Rustenburgo. Después de recetar futbol en tres turnos diferentes, en un continente donde mucha gente come solo una vez al día, o no come del todo, el Mundial se toma un descanso.
Llegó la hora de conocer la África de las películas de Tarzán. Hasta ahora todo fueron estadios, ciudades grandes y carreteras con embotellamientos de primer mundo. Dejemos descansar a Kaká y conozcamos a Marula.
En el camino a Rustenburgo, a hora y media de Johannesburgo, está el Santuario de Elefantes abierto al público. Con semejante nombre, el gancho para los turistas está garantizado. Por si acaso, los dueños pusieron unos animalitos de artesanía en la entrada, como si fueran recepcionistas.

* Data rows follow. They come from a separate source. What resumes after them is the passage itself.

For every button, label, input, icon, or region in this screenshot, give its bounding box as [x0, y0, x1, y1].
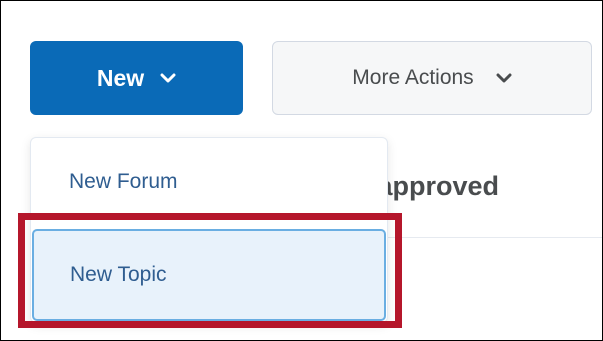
screenshot-frame: New More Actions napproved New Forum New… — [0, 0, 603, 341]
menu-item-label: New Forum — [69, 170, 178, 193]
chevron-down-icon — [160, 73, 176, 84]
menu-item-new-forum[interactable]: New Forum — [31, 138, 387, 226]
menu-item-label: New Topic — [70, 263, 167, 286]
more-actions-button[interactable]: More Actions — [272, 41, 592, 115]
new-button[interactable]: New — [30, 41, 243, 115]
more-actions-label: More Actions — [352, 66, 474, 89]
new-dropdown-menu: New Forum New Topic — [30, 137, 388, 323]
chevron-down-icon — [496, 73, 512, 84]
menu-item-new-topic[interactable]: New Topic — [32, 229, 386, 321]
new-button-label: New — [96, 64, 145, 91]
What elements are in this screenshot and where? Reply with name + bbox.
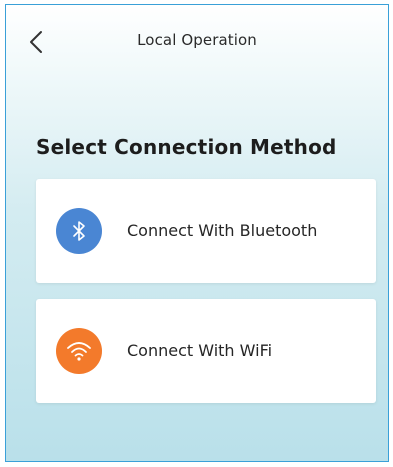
bluetooth-icon [73,221,85,241]
page-title: Local Operation [137,31,257,49]
wifi-option-label: Connect With WiFi [127,341,273,360]
connect-bluetooth-button[interactable]: Connect With Bluetooth [36,179,376,283]
app-screen: Local Operation Select Connection Method… [5,4,389,462]
connect-wifi-button[interactable]: Connect With WiFi [36,299,376,403]
wifi-icon [67,342,91,361]
wifi-icon-badge [56,328,102,374]
header-bar: Local Operation [6,5,388,79]
bluetooth-option-label: Connect With Bluetooth [127,221,318,240]
section-title: Select Connection Method [36,135,337,159]
bluetooth-icon-badge [56,208,102,254]
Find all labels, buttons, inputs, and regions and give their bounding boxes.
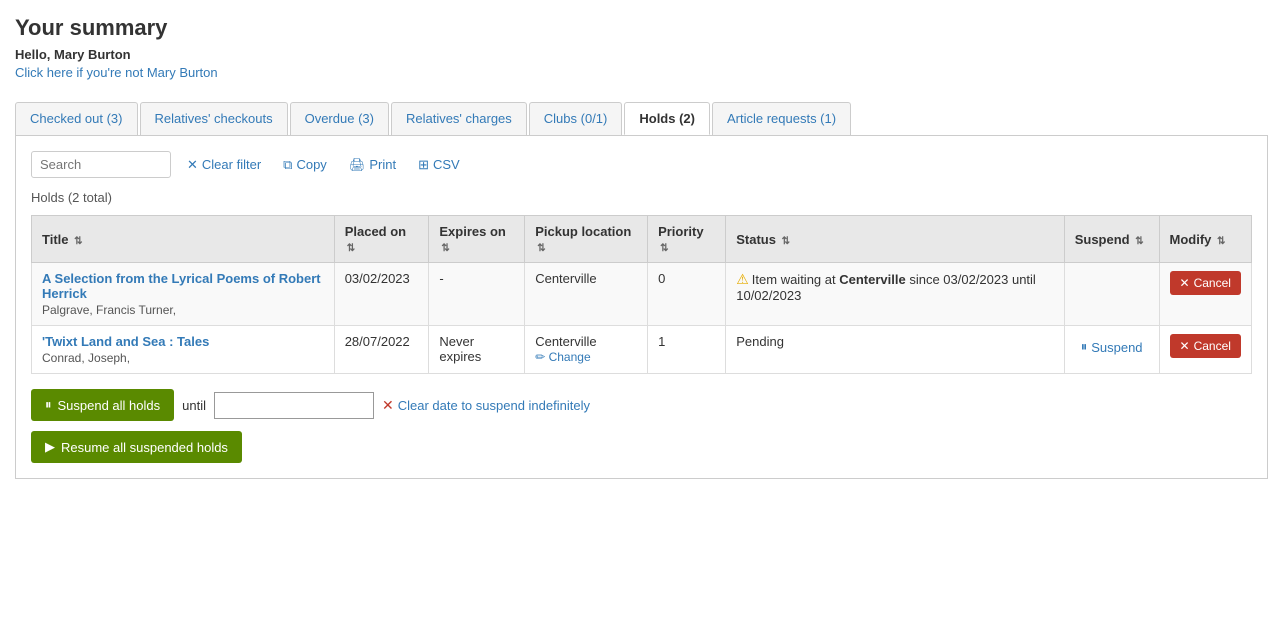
cancel-x-icon: ✕: [1180, 276, 1190, 290]
search-input[interactable]: [31, 151, 171, 178]
sort-icon[interactable]: ⇅: [1217, 236, 1225, 247]
col-header-status: Status ⇅: [726, 216, 1064, 263]
col-header-suspend: Suspend ⇅: [1064, 216, 1159, 263]
col-header-priority: Priority ⇅: [648, 216, 726, 263]
play-icon: ▶: [45, 439, 55, 455]
tab-relatives-checkouts[interactable]: Relatives' checkouts: [140, 102, 288, 135]
cancel-button[interactable]: ✕ Cancel: [1170, 334, 1241, 358]
tab-holds[interactable]: Holds (2): [624, 102, 710, 135]
csv-icon: ⊞: [418, 157, 429, 173]
resume-all-button[interactable]: ▶ Resume all suspended holds: [31, 431, 242, 463]
col-header-expires-on: Expires on ⇅: [429, 216, 525, 263]
not-you-link[interactable]: Click here if you're not Mary Burton: [15, 65, 218, 80]
sort-icon[interactable]: ⇅: [537, 243, 545, 254]
status: ⚠Item waiting at Centerville since 03/02…: [726, 263, 1064, 326]
page-title: Your summary: [15, 15, 1268, 41]
csv-button[interactable]: ⊞ CSV: [412, 153, 466, 177]
sort-icon[interactable]: ⇅: [782, 236, 790, 247]
until-label: until: [182, 398, 206, 413]
clear-date-link[interactable]: ✕ Clear date to suspend indefinitely: [382, 397, 590, 414]
modify-cell: ✕ Cancel: [1159, 326, 1251, 374]
pause-icon: ⏸: [1081, 339, 1088, 355]
book-title-link[interactable]: 'Twixt Land and Sea : Tales: [42, 334, 209, 349]
print-button[interactable]: 🖨 Print: [343, 153, 402, 177]
tab-overdue[interactable]: Overdue (3): [290, 102, 389, 135]
clear-date-label: Clear date to suspend indefinitely: [398, 398, 590, 413]
suspend-cell: ⏸ Suspend: [1064, 326, 1159, 374]
csv-label: CSV: [433, 157, 460, 172]
suspend-all-button[interactable]: ⏸ Suspend all holds: [31, 389, 174, 421]
modify-cell: ✕ Cancel: [1159, 263, 1251, 326]
clear-filter-button[interactable]: ✕ Clear filter: [181, 153, 267, 177]
suspend-date-input[interactable]: [214, 392, 374, 419]
col-header-placed-on: Placed on ⇅: [334, 216, 429, 263]
copy-button[interactable]: ⧉ Copy: [277, 153, 333, 177]
print-icon: 🖨: [349, 157, 366, 173]
print-label: Print: [369, 157, 396, 172]
table-row: A Selection from the Lyrical Poems of Ro…: [32, 263, 1252, 326]
pickup-location: Centerville✏ Change: [525, 326, 648, 374]
tab-clubs[interactable]: Clubs (0/1): [529, 102, 623, 135]
col-header-title: Title ⇅: [32, 216, 335, 263]
placed-on: 03/02/2023: [334, 263, 429, 326]
suspend-cell: [1064, 263, 1159, 326]
tab-article-requests[interactable]: Article requests (1): [712, 102, 851, 135]
sort-icon[interactable]: ⇅: [347, 243, 355, 254]
resume-all-label: Resume all suspended holds: [61, 440, 228, 455]
placed-on: 28/07/2022: [334, 326, 429, 374]
warning-icon: ⚠: [736, 271, 749, 287]
pickup-location: Centerville: [525, 263, 648, 326]
col-header-pickup-location: Pickup location ⇅: [525, 216, 648, 263]
expires-on: Never expires: [429, 326, 525, 374]
col-header-modify: Modify ⇅: [1159, 216, 1251, 263]
priority: 1: [648, 326, 726, 374]
table-header-row: Title ⇅Placed on ⇅Expires on ⇅Pickup loc…: [32, 216, 1252, 263]
resume-all-row: ▶ Resume all suspended holds: [31, 431, 1252, 463]
expires-on: -: [429, 263, 525, 326]
table-row: 'Twixt Land and Sea : Tales Conrad, Josep…: [32, 326, 1252, 374]
clear-filter-icon: ✕: [187, 157, 198, 173]
sort-icon[interactable]: ⇅: [660, 243, 668, 254]
copy-label: Copy: [296, 157, 326, 172]
book-author: Palgrave, Francis Turner,: [42, 303, 324, 317]
change-pickup-link[interactable]: ✏ Change: [535, 350, 590, 364]
copy-icon: ⧉: [283, 157, 292, 173]
bottom-actions: ⏸ Suspend all holds until ✕ Clear date t…: [31, 389, 1252, 463]
toolbar: ✕ Clear filter ⧉ Copy 🖨 Print ⊞ CSV: [31, 151, 1252, 178]
suspend-button[interactable]: ⏸ Suspend: [1075, 334, 1149, 360]
cancel-x-icon: ✕: [1180, 339, 1190, 353]
sort-icon[interactable]: ⇅: [1135, 236, 1143, 247]
greeting: Hello, Mary Burton: [15, 47, 1268, 62]
tab-checked-out[interactable]: Checked out (3): [15, 102, 138, 135]
clear-date-x-icon: ✕: [382, 397, 394, 414]
priority: 0: [648, 263, 726, 326]
username: Mary Burton: [54, 47, 131, 62]
suspend-all-row: ⏸ Suspend all holds until ✕ Clear date t…: [31, 389, 1252, 421]
tab-content: ✕ Clear filter ⧉ Copy 🖨 Print ⊞ CSV Hold…: [15, 136, 1268, 479]
status: Pending: [726, 326, 1064, 374]
sort-icon[interactable]: ⇅: [441, 243, 449, 254]
sort-icon[interactable]: ⇅: [74, 236, 82, 247]
book-author: Conrad, Joseph,: [42, 351, 324, 365]
tabs: Checked out (3)Relatives' checkoutsOverd…: [15, 102, 1268, 136]
book-title-link[interactable]: A Selection from the Lyrical Poems of Ro…: [42, 271, 321, 301]
cancel-button[interactable]: ✕ Cancel: [1170, 271, 1241, 295]
suspend-all-label: Suspend all holds: [58, 398, 161, 413]
clear-filter-label: Clear filter: [202, 157, 261, 172]
tab-relatives-charges[interactable]: Relatives' charges: [391, 102, 527, 135]
holds-count: Holds (2 total): [31, 190, 1252, 205]
holds-table: Title ⇅Placed on ⇅Expires on ⇅Pickup loc…: [31, 215, 1252, 374]
pause-icon: ⏸: [45, 397, 52, 413]
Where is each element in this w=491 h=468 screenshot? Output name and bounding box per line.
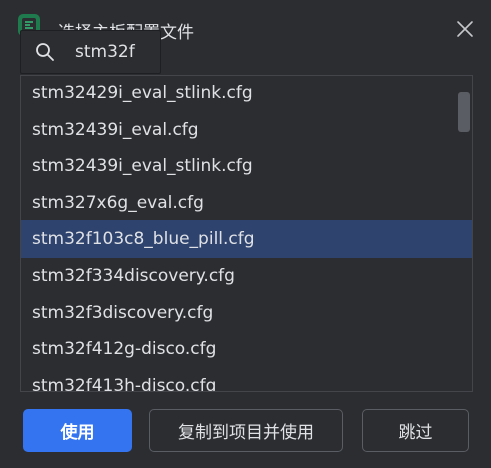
search-icon bbox=[36, 43, 54, 61]
speed-search-popup[interactable]: stm32f bbox=[20, 30, 161, 74]
search-input[interactable]: stm32f bbox=[75, 42, 135, 62]
list-scrollbar[interactable] bbox=[458, 92, 470, 132]
list-item[interactable]: stm327x6g_eval.cfg bbox=[21, 184, 472, 222]
config-file-list[interactable]: stm32429i_eval_stlink.cfg stm32439i_eval.… bbox=[20, 75, 473, 392]
close-icon[interactable] bbox=[452, 16, 478, 42]
board-config-dialog: 选择主板配置文件 stm32f stm32429i_eval_stlink.cf… bbox=[0, 0, 491, 468]
list-item[interactable]: stm32439i_eval.cfg bbox=[21, 111, 472, 149]
list-item[interactable]: stm32f412g-disco.cfg bbox=[21, 330, 472, 368]
list-item[interactable]: stm32f334discovery.cfg bbox=[21, 257, 472, 295]
copy-to-project-button[interactable]: 复制到项目并使用 bbox=[149, 409, 343, 452]
list-item[interactable]: stm32f413h-disco.cfg bbox=[21, 367, 472, 391]
use-button[interactable]: 使用 bbox=[23, 409, 132, 452]
list-item[interactable]: stm32f3discovery.cfg bbox=[21, 294, 472, 332]
skip-button[interactable]: 跳过 bbox=[362, 409, 469, 452]
list-item[interactable]: stm32439i_eval_stlink.cfg bbox=[21, 147, 472, 185]
list-item[interactable]: stm32f103c8_blue_pill.cfg bbox=[21, 220, 472, 259]
list-item[interactable]: stm32429i_eval_stlink.cfg bbox=[21, 76, 472, 112]
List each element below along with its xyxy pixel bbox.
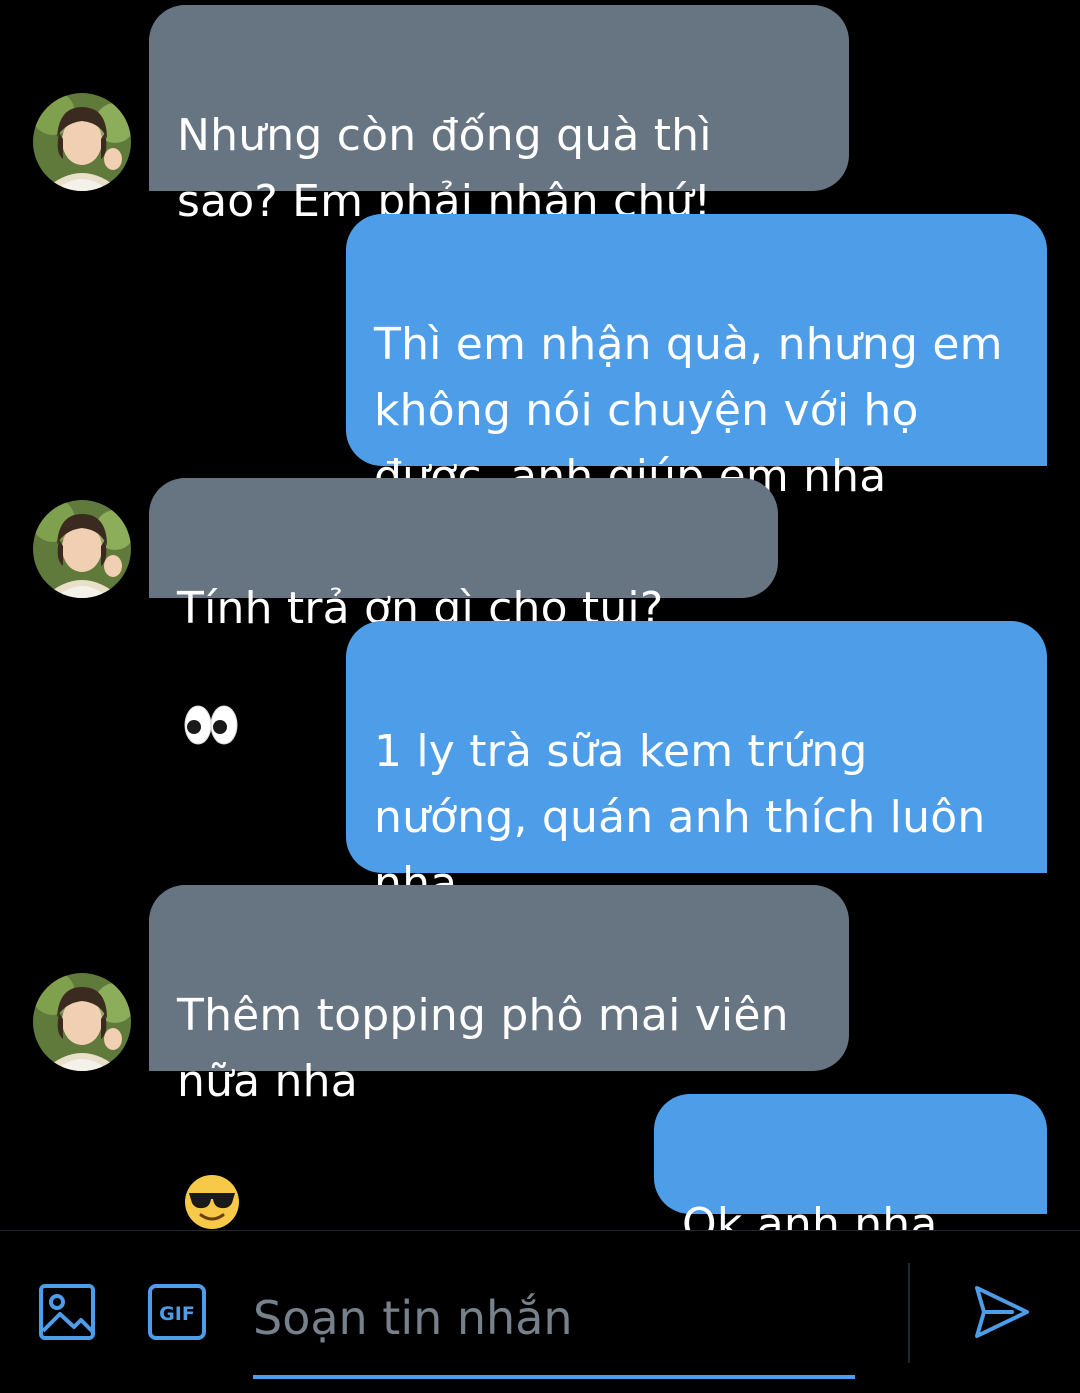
message-bubble-incoming[interactable]: Thêm topping phô mai viên nữa nha xyxy=(149,885,849,1229)
message-thread: Nhưng còn đống quà thì sao? Em phải nhận… xyxy=(0,0,1080,1372)
contact-avatar[interactable] xyxy=(33,973,131,1071)
message-bubble-incoming[interactable]: Nhưng còn đống quà thì sao? Em phải nhận… xyxy=(149,5,849,227)
contact-avatar[interactable] xyxy=(33,93,131,191)
message-bubble-incoming[interactable]: Tính trả ơn gì cho tui? xyxy=(149,478,778,745)
message-text: Thêm topping phô mai viên nữa nha xyxy=(177,990,789,1107)
message-composer: GIF xyxy=(0,1230,1080,1385)
eyes-emoji-icon xyxy=(183,634,239,766)
message-bubble-outgoing[interactable]: Ok anh nha xyxy=(654,1094,1047,1372)
message-text: Thì em nhận quà, nhưng em không nói chuy… xyxy=(374,319,1003,502)
sunglasses-emoji-icon xyxy=(183,1107,241,1250)
send-icon[interactable] xyxy=(972,1283,1032,1345)
message-bubble-outgoing[interactable]: 1 ly trà sữa kem trứng nướng, quán anh t… xyxy=(346,621,1047,1031)
image-icon[interactable] xyxy=(38,1283,96,1345)
message-text: Nhưng còn đống quà thì sao? Em phải nhận… xyxy=(177,110,712,227)
message-text: 1 ly trà sữa kem trứng nướng, quán anh t… xyxy=(374,726,986,909)
contact-avatar[interactable] xyxy=(33,500,131,598)
gif-label: GIF xyxy=(159,1303,195,1325)
message-bubble-outgoing[interactable]: Thì em nhận quà, nhưng em không nói chuy… xyxy=(346,214,1047,502)
message-input[interactable] xyxy=(253,1283,853,1353)
input-underline xyxy=(253,1375,855,1379)
gif-button[interactable]: GIF xyxy=(147,1283,207,1345)
composer-divider xyxy=(908,1263,910,1363)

Es una reserva privada, con seis elefantes rescatados de la selva, donde corrían el riesgo de ser presa de los traficantes de marfil.
La mayoría llegó desde pequeños, solo unos meses de nacidos, y recibieron un proceso de “educación” para acostumbrarse a convivir con humanos. Uno de ellos es Tempa, noble y bonachón, que estira la pata, se deja rascar detrás de la oreja y pega gritos cuando sus instructores se lo piden.
Pero también está Marula, que tiene mal carácter. Llegó al santuario con dos años, muy viejo para aprender rápidamente de modales. Todavía no memoriza el manual de urbanidad, así que los guías lanzan advertencias.
“Lo pueden alimentar, pero nada más. Apenas le den la comida, retírense a no menos de tres metros”, explicó ayer Simba, trabajador del refugio,
Fuimos junto a un grupo de 20 turistas, donde había mexicanos, italianos, costarricenses y otras nacionalidades. Todos volvimos a ver a Marula con desconfianza: aquella mole era capaz de mandar a cualquiera hasta Nigeria de una sola trompada, sin mucho esfuerzo, como quien se espanta una mosca de encima.
El guía puso un balde con unas ramas cortadas en trozos pequeños e invitó a los visitantes a ofrecerle el banquete. Siempre hay un valiente que se “avienta” de primero; en este caso fue un mexicano de botas, anteojos oscuros y bigotazo tupido, apenas para ponerlo a tocar el acordeón en un video de los Tigres del Norte.
Todos nos quedamos mudos mientras el voluntario daba pasos largos para disimular el miedo. Una italiana volvió a ver para otro lado. Los amigos del mexicano empezaron a redactar en voz baja la esquela.
Marula ni se dio por enterado. Estiró la trompa, dejó que le pusieran el bocado y se lo tragó en un santiamén, sin decir gracias, que eso todavía no se lo enseñan.
Los demás agarramos valor. El mexicano salió vivo de la aventura, una excelente señal, así que la fila en el barril de alimento se hizo grande. Hasta los niños se animaron, acompañados por el guía.
El elefante seguía comiendo de a puños, con gesto de fastidio, mientras los visitantes lo capturaban en fotografías.
Como el mundo está lleno de confianzudos, Simba tuvo que reiterar las advertencias: “Le dan el alimento y se retiran, por favor”. Así que cuando le ofrecen comida, y gratis, está de buen humor; cuando le retiran el plato, empieza a hacer caras: me recuerda a gente que conozco.
A Marula lo tienen aislado, mientras aprende a comportarse. Pero hasta donde se ve, lleva una vida buena: le sirven la comida en la boca, lo bañan y tiene un veterinario que le pone al día el carné de vacunas. Su carácter está mejorando, se lleva bien con los turistas, de vez en cuando sonríe y en la tarde pide permiso para ver los partidos del Mundial.